Overall, I see basically five ways forward when it comes to keywords. Here are the pros/cons I see in short:

  • Use some less good syntax in the interim. e.g., do try { ... } instead of try { .. }.
    • Pro: keywords available to all immediately, easy to migrate to new edition
    • Con: Looks funny, might not always work?
  • Use #![keywords(foo)] to opt-in on a limited basis.
    • Pro: easy to implement, sort of easy to explain
    • Con: lets people subset the language in the middle of an edition
  • Minor-editions (2018.1)
    • Pro: keeps the language moving forward in lock step in some sense
    • Con: seems like a lot of machinery, confuses the messaging in some sense
  • Reserve keywords
    • Pro: have the syntax you want…
    • Con: …if you can predict and agree upon it in advance (i.e., puts the bikeshed first and foremost, before we’ve even fully designed the feature!). Also, if we reserve multiple keywords, causes more pain than will be needed.
  • Wait it out
    • Pro: simple
    • Con: long time to wait sometimes!

Are there more possibilities?


Cool, thanks.
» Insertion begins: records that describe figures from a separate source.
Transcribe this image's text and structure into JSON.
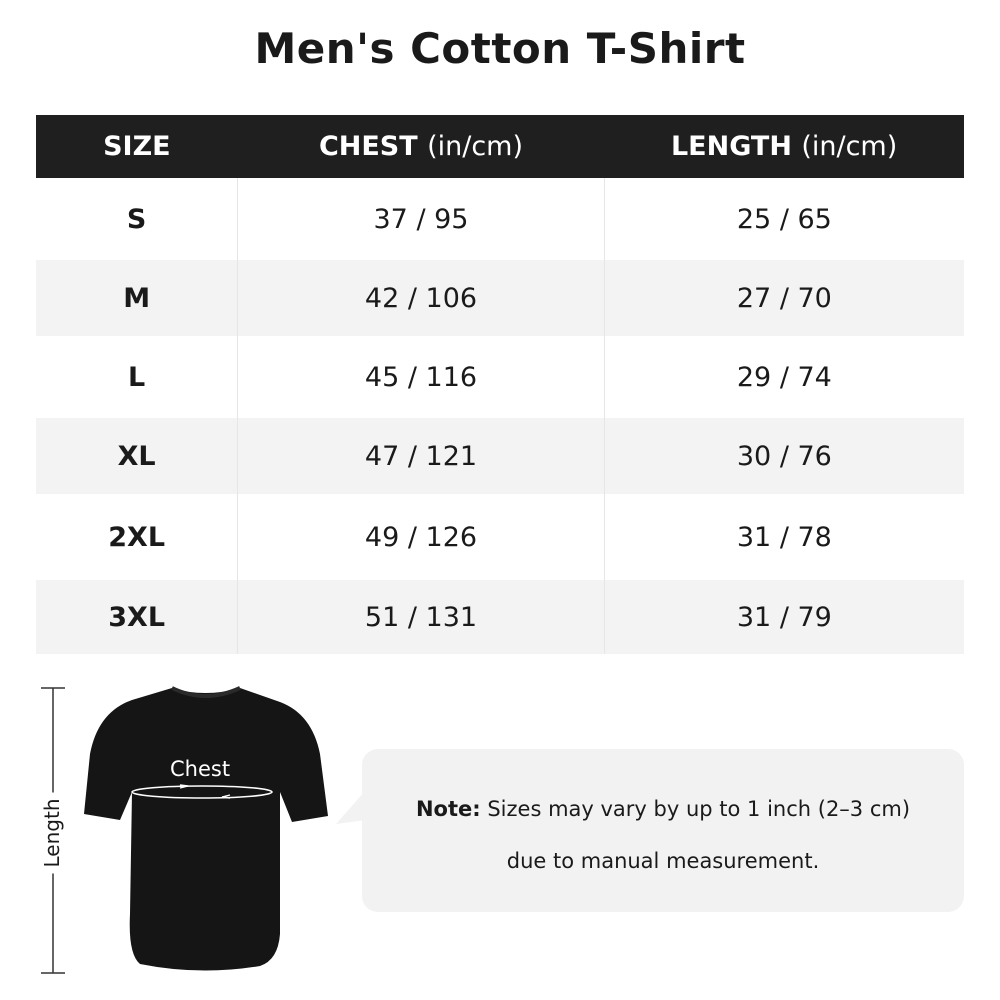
{
  "title": "Men's Cotton T-Shirt",
  "table": {
    "headers": [
      {
        "label": "SIZE",
        "unit": ""
      },
      {
        "label": "CHEST",
        "unit": "(in/cm)"
      },
      {
        "label": "LENGTH",
        "unit": "(in/cm)"
      }
    ],
    "rows": [
      [
        "S",
        "37 / 95",
        "25 / 65"
      ],
      [
        "M",
        "42 / 106",
        "27 / 70"
      ],
      [
        "L",
        "45 / 116",
        "29 / 74"
      ],
      [
        "XL",
        "47 / 121",
        "30 / 76"
      ],
      [
        "2XL",
        "49 / 126",
        "31 / 78"
      ],
      [
        "3XL",
        "51 / 131",
        "31 / 79"
      ]
    ]
  },
  "diagram": {
    "length_label": "Length",
    "chest_label": "Chest"
  },
  "note": {
    "prefix": "Note:",
    "line1": "Sizes may vary by up to 1 inch (2–3 cm)",
    "line2": "due to manual measurement."
  },
  "colors": {
    "header_bg": "#1f1f1f",
    "alt_row": "#f3f3f3",
    "note_bg": "#f2f2f2"
  }
}
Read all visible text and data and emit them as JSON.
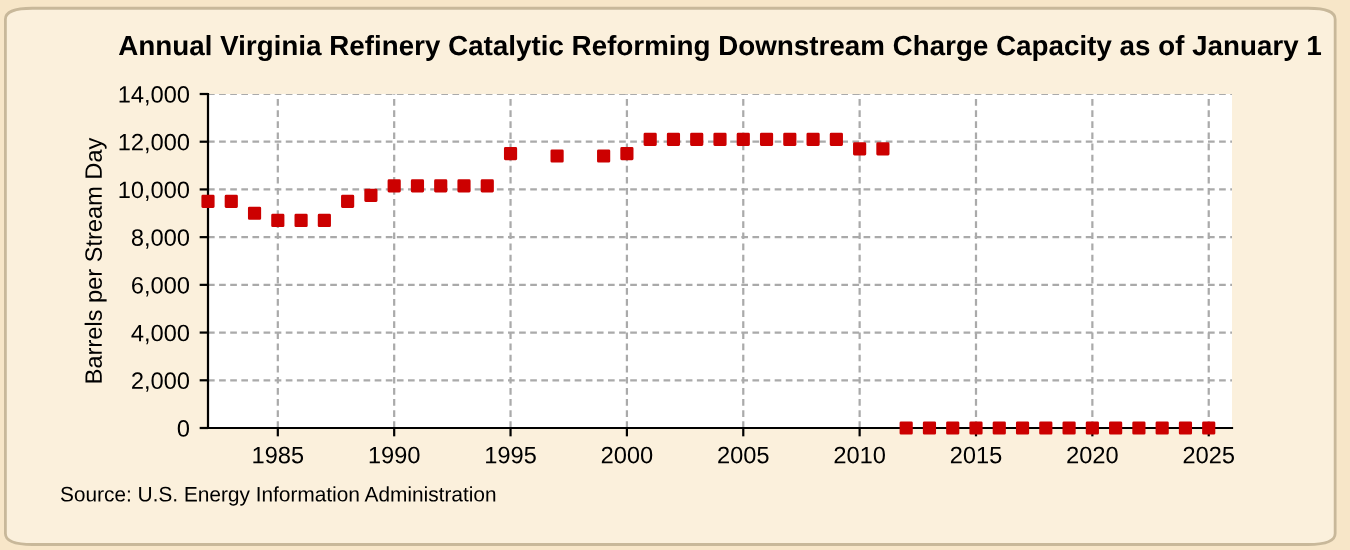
{
  "chart_data": {
    "type": "scatter",
    "title": "Annual Virginia Refinery Catalytic Reforming Downstream Charge Capacity as of January 1",
    "ylabel": "Barrels per Stream Day",
    "x": [
      1982,
      1983,
      1984,
      1985,
      1986,
      1987,
      1988,
      1989,
      1990,
      1991,
      1992,
      1993,
      1994,
      1995,
      1997,
      1999,
      2000,
      2001,
      2002,
      2003,
      2004,
      2005,
      2006,
      2007,
      2008,
      2009,
      2010,
      2011,
      2012,
      2013,
      2014,
      2015,
      2016,
      2017,
      2018,
      2019,
      2020,
      2021,
      2022,
      2023,
      2024,
      2025
    ],
    "series": [
      {
        "color": "#cc0000",
        "values": [
          9500,
          9500,
          9000,
          8700,
          8700,
          8700,
          9500,
          9750,
          10150,
          10150,
          10150,
          10150,
          10150,
          11500,
          11400,
          11400,
          11500,
          12100,
          12100,
          12100,
          12100,
          12100,
          12100,
          12100,
          12100,
          12100,
          11700,
          11700,
          0,
          0,
          0,
          0,
          0,
          0,
          0,
          0,
          0,
          0,
          0,
          0,
          0,
          0
        ]
      }
    ],
    "xlim": [
      1982,
      2026
    ],
    "xticks": [
      1985,
      1990,
      1995,
      2000,
      2005,
      2010,
      2015,
      2020,
      2025
    ],
    "ylim": [
      0,
      14000
    ],
    "yticks": [
      {
        "value": 0,
        "label": "0"
      },
      {
        "value": 2000,
        "label": "2,000"
      },
      {
        "value": 4000,
        "label": "4,000"
      },
      {
        "value": 6000,
        "label": "6,000"
      },
      {
        "value": 8000,
        "label": "8,000"
      },
      {
        "value": 10000,
        "label": "10,000"
      },
      {
        "value": 12000,
        "label": "12,000"
      },
      {
        "value": 14000,
        "label": "14,000"
      }
    ],
    "grid": true,
    "marker": "square",
    "annotations": [
      "Source: U.S. Energy Information Administration"
    ]
  }
}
So it does seem that scope is the significant bit here.

I’m still a fan of “Reserve keywords” personally.


Have a use-site marker for something being a keyword, like we have r#loop to make something an ident instead of a keyword. Has a bonus of making it possible to write code that works both before and after the edition that reserves it, and is a localized thing, not a crate-level attribute.

This is a big part of why I think the “just wait for the next train” that works well for our regular releases cannot work for editions. And it’s even worse because it’s not only long, it’s uncertain. I’ve heard 2021 a bunch, but I’ve also heard shorter and longer.


I’d be concerned that this may be confused with versions. Using arbitrary identifiers: Someone may try to unlock “2018.3”, then wonder why it hasn’t worked, only to find they need both that and the Rust 1.23 compiler.

It might also be confusing if the minor edition gates keywords but not other syntax changes (e.g. elisions).

There was a post on one of the RFCs (I do not remember which) from one of the serde(?) maintainers about syntax and backwards compatibility. They said, in effect, that they’re careful to upgrade to new compilers only when they can improve their API, specifically to avoid accidentally relying on ergonomic features. Minor editions may meet their needs better, since they’d be able to get the bugfixes and performance improvements of a new compiler without worrying about accidentally relying on those features.

On the other hand, I’d expect that to spike front-end complexity, as the minor editions could never be eliminated, and it butchers the epoch RFC’s guidance:

When opting in to a new epoch, existing deprecations may turn into hard errors, and the compiler may take advantage of that fact to repurpose existing usage, e.g. by introducing a new keyword. This is the only kind of breaking change a epoch opt-in can make.

If keyword gates are used, there should also be a “warn” level lint released ahead of the next edition to prepare for eliminating the keyword gate. This, then, implies that any keywords added after the “lint window” must be gated–they shouldn’t be included in the edition, because, otherwise, there wouldn’t be enough downstream notice.

Is there a variant of this that leverages a new rustup channel? I’m imagining something after “stable”, with the only difference being keyword reservation. When a word loses a meaning In linguistics, it’s called “archaic”. It has a negative connotation when applied to computer programs, but it’s as good a word as any to explain the channel’s motive.


Contextual keywords, not always feasible, but it was done for union keyword.


Specifically, not possible for try, fail, throw and such cases.


Fair enough, I suppose the alternative to fail and throw could be to use macro syntax, which is yet another possibility for the list (in fact, that’s what failure crate already does with bail! macro). This isn’t feasible for try for obvious reasons, although those situations should be rare.